Duvall's other Oscar nominations came for his performances in 1997's The Apostle, 1998 legal drama A Civil Action and 2014's The Judge.

In The Apostle, which he also wrote and directed, the actor played an evangelical preacher who begins a new life in Louisiana after committing a crime.

In real life, Duvall attended church regularly during his childhood but was reluctant to discuss his faith, merely disclosing he had "always been a believer".

The staunch Republican was less reticent about his political persuasions and was a guest at President George W Bush's inauguration in 2001.

Duvall's other many screen roles included an LA police office in Colors, an astronaut in Deep Impact, and a Nascar crew chief in Days of Thunder alongside Tom Cruise.

He was reunited with Cruise in 2012's Jack Reacher, in which Duvall played a former soldier turned gun shop owner.

Yet Duvall often looked happiest when riding a horse, be it in the acclaimed TV mini-series Lonesome Dove or in the Kevin Costner Western Open Range.

"I think the Western kind of defines us," the actor said in 2016. "The English have Shakespeare; the French, Moliere; the Russians have Chekhov.
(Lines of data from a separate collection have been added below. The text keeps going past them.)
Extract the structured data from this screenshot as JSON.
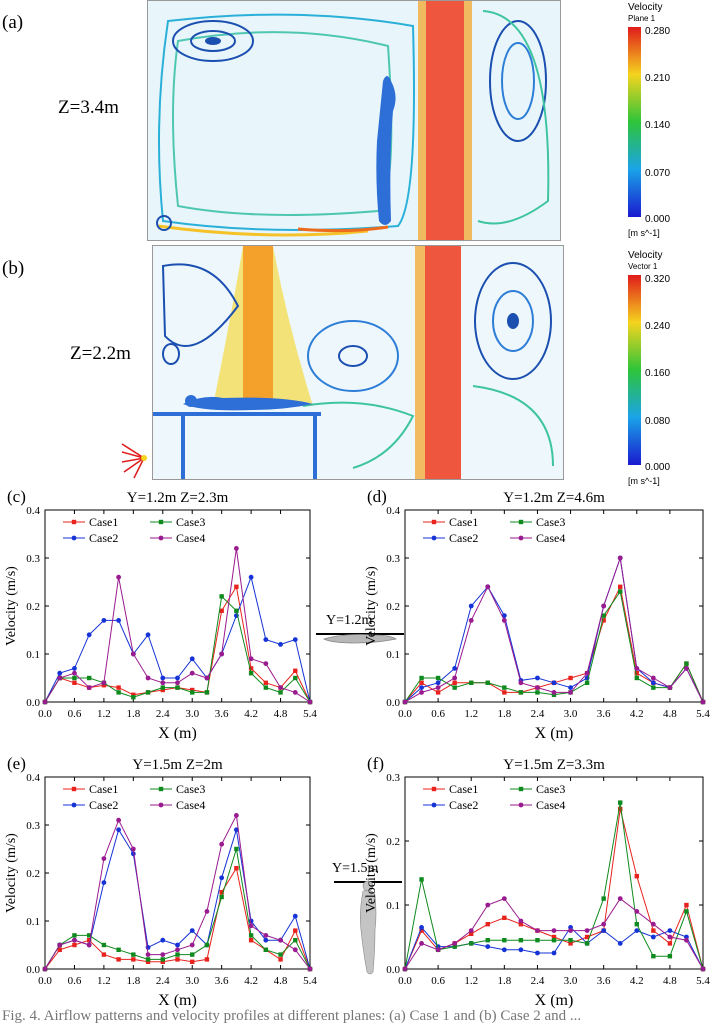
{
  "contours": [
    {
      "panel_label": "(a)",
      "plane_label": "Z=3.4m",
      "legend": {
        "title": "Velocity",
        "subtitle": "Plane 1",
        "ticks": [
          "0.280",
          "0.210",
          "0.140",
          "0.070",
          "0.000"
        ],
        "unit": "[m s^-1]"
      }
    },
    {
      "panel_label": "(b)",
      "plane_label": "Z=2.2m",
      "legend": {
        "title": "Velocity",
        "subtitle": "Vector 1",
        "ticks": [
          "0.320",
          "0.240",
          "0.160",
          "0.080",
          "0.000"
        ],
        "unit": "[m s^-1]"
      }
    }
  ],
  "insets": {
    "lying_label": "Y=1.2m",
    "standing_label": "Y=1.5m"
  },
  "caption": "Fig. 4. Airflow patterns and velocity profiles at different planes: (a) Case 1 and (b) Case 2 and ...",
  "colors": {
    "case1": "#e8221c",
    "case2": "#1533d6",
    "case3": "#0f8a1e",
    "case4": "#9a1a8f"
  },
  "chart_data": [
    {
      "panel": "(c)",
      "type": "line",
      "title": "Y=1.2m Z=2.3m",
      "xlabel": "X (m)",
      "ylabel": "Velocity (m/s)",
      "xlim": [
        0,
        5.4
      ],
      "ylim": [
        0,
        0.4
      ],
      "xticks": [
        "0.0",
        "0.6",
        "1.2",
        "1.8",
        "2.4",
        "3.0",
        "3.6",
        "4.2",
        "4.8",
        "5.4"
      ],
      "yticks": [
        "0.0",
        "0.1",
        "0.2",
        "0.3",
        "0.4"
      ],
      "x": [
        0,
        0.3,
        0.6,
        0.9,
        1.2,
        1.5,
        1.8,
        2.1,
        2.4,
        2.7,
        3.0,
        3.3,
        3.6,
        3.9,
        4.2,
        4.5,
        4.8,
        5.1,
        5.4
      ],
      "series": [
        {
          "name": "Case1",
          "values": [
            0,
            0.05,
            0.04,
            0.03,
            0.035,
            0.03,
            0.015,
            0.02,
            0.025,
            0.03,
            0.025,
            0.02,
            0.19,
            0.24,
            0.07,
            0.04,
            0.03,
            0.065,
            0
          ]
        },
        {
          "name": "Case2",
          "values": [
            0,
            0.06,
            0.07,
            0.14,
            0.17,
            0.17,
            0.1,
            0.14,
            0.05,
            0.05,
            0.09,
            0.05,
            0.1,
            0.18,
            0.26,
            0.13,
            0.12,
            0.13,
            0
          ]
        },
        {
          "name": "Case3",
          "values": [
            0,
            0.05,
            0.05,
            0.05,
            0.04,
            0.02,
            0.01,
            0.02,
            0.03,
            0.03,
            0.02,
            0.02,
            0.22,
            0.19,
            0.06,
            0.03,
            0.02,
            0.05,
            0
          ]
        },
        {
          "name": "Case4",
          "values": [
            0,
            0.05,
            0.06,
            0.03,
            0.04,
            0.26,
            0.1,
            0.05,
            0.04,
            0.04,
            0.06,
            0.05,
            0.1,
            0.32,
            0.09,
            0.08,
            0.03,
            0.02,
            0
          ]
        }
      ]
    },
    {
      "panel": "(d)",
      "type": "line",
      "title": "Y=1.2m Z=4.6m",
      "xlabel": "X (m)",
      "ylabel": "Velocity (m/s)",
      "xlim": [
        0,
        5.4
      ],
      "ylim": [
        0,
        0.4
      ],
      "xticks": [
        "0.0",
        "0.6",
        "1.2",
        "1.8",
        "2.4",
        "3.0",
        "3.6",
        "4.2",
        "4.8",
        "5.4"
      ],
      "yticks": [
        "0.0",
        "0.1",
        "0.2",
        "0.3",
        "0.4"
      ],
      "x": [
        0,
        0.3,
        0.6,
        0.9,
        1.2,
        1.5,
        1.8,
        2.1,
        2.4,
        2.7,
        3.0,
        3.3,
        3.6,
        3.9,
        4.2,
        4.5,
        4.8,
        5.1,
        5.4
      ],
      "series": [
        {
          "name": "Case1",
          "values": [
            0,
            0.04,
            0.02,
            0.04,
            0.04,
            0.04,
            0.02,
            0.02,
            0.03,
            0.04,
            0.05,
            0.06,
            0.17,
            0.24,
            0.06,
            0.04,
            0.03,
            0.08,
            0
          ]
        },
        {
          "name": "Case2",
          "values": [
            0,
            0.03,
            0.04,
            0.07,
            0.2,
            0.24,
            0.18,
            0.045,
            0.05,
            0.04,
            0.03,
            0.05,
            0.2,
            0.3,
            0.07,
            0.04,
            0.03,
            0.07,
            0
          ]
        },
        {
          "name": "Case3",
          "values": [
            0,
            0.05,
            0.05,
            0.03,
            0.04,
            0.04,
            0.03,
            0.02,
            0.02,
            0.015,
            0.02,
            0.04,
            0.18,
            0.23,
            0.05,
            0.03,
            0.03,
            0.08,
            0
          ]
        },
        {
          "name": "Case4",
          "values": [
            0,
            0.02,
            0.03,
            0.05,
            0.17,
            0.24,
            0.17,
            0.04,
            0.03,
            0.02,
            0.02,
            0.06,
            0.2,
            0.3,
            0.07,
            0.05,
            0.03,
            0.07,
            0
          ]
        }
      ]
    },
    {
      "panel": "(e)",
      "type": "line",
      "title": "Y=1.5m Z=2m",
      "xlabel": "X (m)",
      "ylabel": "Velocity (m/s)",
      "xlim": [
        0,
        5.4
      ],
      "ylim": [
        0,
        0.4
      ],
      "xticks": [
        "0.0",
        "0.6",
        "1.2",
        "1.8",
        "2.4",
        "3.0",
        "3.6",
        "4.2",
        "4.8",
        "5.4"
      ],
      "yticks": [
        "0.0",
        "0.1",
        "0.2",
        "0.3",
        "0.4"
      ],
      "x": [
        0,
        0.3,
        0.6,
        0.9,
        1.2,
        1.5,
        1.8,
        2.1,
        2.4,
        2.7,
        3.0,
        3.3,
        3.6,
        3.9,
        4.2,
        4.5,
        4.8,
        5.1,
        5.4
      ],
      "series": [
        {
          "name": "Case1",
          "values": [
            0,
            0.04,
            0.05,
            0.06,
            0.03,
            0.02,
            0.02,
            0.015,
            0.015,
            0.02,
            0.015,
            0.02,
            0.16,
            0.21,
            0.06,
            0.04,
            0.02,
            0.08,
            0
          ]
        },
        {
          "name": "Case2",
          "values": [
            0,
            0.05,
            0.06,
            0.05,
            0.18,
            0.29,
            0.24,
            0.045,
            0.06,
            0.05,
            0.08,
            0.05,
            0.19,
            0.29,
            0.1,
            0.06,
            0.06,
            0.11,
            0
          ]
        },
        {
          "name": "Case3",
          "values": [
            0,
            0.05,
            0.07,
            0.07,
            0.05,
            0.04,
            0.03,
            0.02,
            0.02,
            0.03,
            0.03,
            0.05,
            0.15,
            0.25,
            0.07,
            0.04,
            0.03,
            0.06,
            0
          ]
        },
        {
          "name": "Case4",
          "values": [
            0,
            0.05,
            0.06,
            0.05,
            0.23,
            0.31,
            0.25,
            0.03,
            0.03,
            0.04,
            0.05,
            0.12,
            0.26,
            0.32,
            0.09,
            0.07,
            0.06,
            0.04,
            0
          ]
        }
      ]
    },
    {
      "panel": "(f)",
      "type": "line",
      "title": "Y=1.5m Z=3.3m",
      "xlabel": "X (m)",
      "ylabel": "Velocity (m/s)",
      "xlim": [
        0,
        5.4
      ],
      "ylim": [
        0,
        0.3
      ],
      "xticks": [
        "0.0",
        "0.6",
        "1.2",
        "1.8",
        "2.4",
        "3.0",
        "3.6",
        "4.2",
        "4.8",
        "5.4"
      ],
      "yticks": [
        "0.0",
        "0.1",
        "0.2",
        "0.3"
      ],
      "x": [
        0,
        0.3,
        0.6,
        0.9,
        1.2,
        1.5,
        1.8,
        2.1,
        2.4,
        2.7,
        3.0,
        3.3,
        3.6,
        3.9,
        4.2,
        4.5,
        4.8,
        5.1,
        5.4
      ],
      "series": [
        {
          "name": "Case1",
          "values": [
            0,
            0.06,
            0.03,
            0.04,
            0.055,
            0.07,
            0.08,
            0.07,
            0.06,
            0.05,
            0.04,
            0.05,
            0.06,
            0.25,
            0.145,
            0.06,
            0.04,
            0.1,
            0
          ]
        },
        {
          "name": "Case2",
          "values": [
            0,
            0.065,
            0.035,
            0.035,
            0.04,
            0.035,
            0.03,
            0.03,
            0.025,
            0.025,
            0.065,
            0.04,
            0.06,
            0.04,
            0.06,
            0.05,
            0.06,
            0.05,
            0
          ]
        },
        {
          "name": "Case3",
          "values": [
            0,
            0.14,
            0.03,
            0.035,
            0.04,
            0.045,
            0.045,
            0.045,
            0.045,
            0.045,
            0.045,
            0.04,
            0.11,
            0.26,
            0.07,
            0.02,
            0.02,
            0.09,
            0
          ]
        },
        {
          "name": "Case4",
          "values": [
            0,
            0.04,
            0.03,
            0.04,
            0.06,
            0.1,
            0.11,
            0.075,
            0.06,
            0.06,
            0.06,
            0.06,
            0.07,
            0.11,
            0.09,
            0.07,
            0.05,
            0.045,
            0
          ]
        }
      ]
    }
  ]
}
But the Western is ours."

His other passions included football, the tango and the Argentine capital Buenos Aires, a city he professed to love "more than any place else".

"A young actor once asked me 'What do you do between jobs?'" he once recalled. "I said, 'Hobbies, hobbies and more hobbies'. It keeps you off dope."

Duvall was married and divorced three times and is survived by his fourth wife, the Argentine actress Luciana Pedraza. He did not father any children, commenting in 2003 that it had "never worked out".